Wollt ihr ernsthaft die Chance ungenutzt lassen, dass die in sozialen Netzwerken mitlesenden Journalisten mit eigenen Augen sehen, dass ein Vorgang wie Herrn Röslers Zurückweisung für Empörung sorgt? Sie nehmen das zum Anlass, in noch viel reichweitenstärkeren Print- und Onlinemedien darüber zu berichten, und ermöglichen, dass noch mehr Menschen lernen, Gutes von Schlechtem zu unterscheiden.

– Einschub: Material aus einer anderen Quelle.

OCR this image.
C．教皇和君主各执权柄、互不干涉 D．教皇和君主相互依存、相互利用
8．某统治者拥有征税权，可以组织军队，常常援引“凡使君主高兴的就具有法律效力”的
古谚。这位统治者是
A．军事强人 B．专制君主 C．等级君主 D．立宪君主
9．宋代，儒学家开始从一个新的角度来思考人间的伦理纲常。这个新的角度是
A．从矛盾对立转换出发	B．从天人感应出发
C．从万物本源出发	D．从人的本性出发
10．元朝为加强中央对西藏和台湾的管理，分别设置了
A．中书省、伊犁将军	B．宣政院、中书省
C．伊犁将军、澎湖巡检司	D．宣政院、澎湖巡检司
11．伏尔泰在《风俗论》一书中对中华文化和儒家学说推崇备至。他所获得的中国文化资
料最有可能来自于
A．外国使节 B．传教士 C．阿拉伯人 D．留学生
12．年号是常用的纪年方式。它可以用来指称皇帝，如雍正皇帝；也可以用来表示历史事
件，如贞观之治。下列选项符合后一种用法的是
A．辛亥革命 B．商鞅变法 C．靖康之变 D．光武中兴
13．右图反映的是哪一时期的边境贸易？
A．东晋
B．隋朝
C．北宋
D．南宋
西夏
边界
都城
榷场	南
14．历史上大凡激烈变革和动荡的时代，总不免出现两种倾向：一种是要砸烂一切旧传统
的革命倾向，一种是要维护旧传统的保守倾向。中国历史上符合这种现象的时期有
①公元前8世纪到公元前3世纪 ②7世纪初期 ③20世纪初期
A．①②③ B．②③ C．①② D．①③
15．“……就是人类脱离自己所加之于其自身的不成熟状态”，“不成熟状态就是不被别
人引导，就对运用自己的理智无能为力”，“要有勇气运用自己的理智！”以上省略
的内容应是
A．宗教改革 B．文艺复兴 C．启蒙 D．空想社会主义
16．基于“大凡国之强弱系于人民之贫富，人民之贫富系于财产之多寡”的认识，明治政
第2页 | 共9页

Glaubt ihr auch nur für eine Sekunde daran, dass wir das Zugangserschwerungsgesetz verhindert hätten, wenn nicht Franziska Heine 134.014 Unterschriften eingesammelt und die Unterstützer dieses Gesetzes ins Licht der empörten Öffentlichkeit gezerrt hätte?

Anatol Stefanowitsch, den ich sehr gerne mag, hat mir als Reaktion auf meinen Tweet geantwortet – er argumentiert ähnlich wie Fefe, dessen Blog ich ebenfalls sehr gerne täglich lese:
 


 
Wer will, kann das so sehen. Ich habe dieser Ansicht ebenfalls bis vor einiger Zeit zugestimmt. Damals habe ich Petitionen so wahrgenommen, als würde das, was der Petent mit seiner Petition beabsichtigte, umgesetzt werden müssen. Klingt ja irgendwie auch naheliegend.

Aber so ist es eben nicht. Eine erfolgreiche Petition verändert nicht unmittelbar unsere Gesetze. Das macht immer noch der Gesetzgeber. Aber Petitionen, besonders sehr erfolgreiche Petitionen sind eines der vielen Mittel, die 82 Millionen Bundesbürgern zur Verfügung stehen, wenn sie ein politisches Ziel erreichen wollen.

Wenn ihr glaubt, auf dieses Mittel verzichten zu können, dann gebt ihr im Kampf für die gute Sache eine nützliche Waffe ohne Not aus der Hand.

Wer bereit ist, sich von dem Irrglauben zu verabschieden, dass Petitionen eine Wunderwaffe sind; wer Petitionen als ein Werkzeug unter vielen begreift, der wird ihre Nützlichkeit zu schätzen wissen – und sie anwenden.

Und genau hierzu rufe ich im Interesse der Netzneutralität jetzt auf. Gehet hin und zeichnet die Petition für eine gesetzliche Festschreibung der Netzneutralität! Aber glaubt nicht, dass die Schlacht damit geschlagen wäre.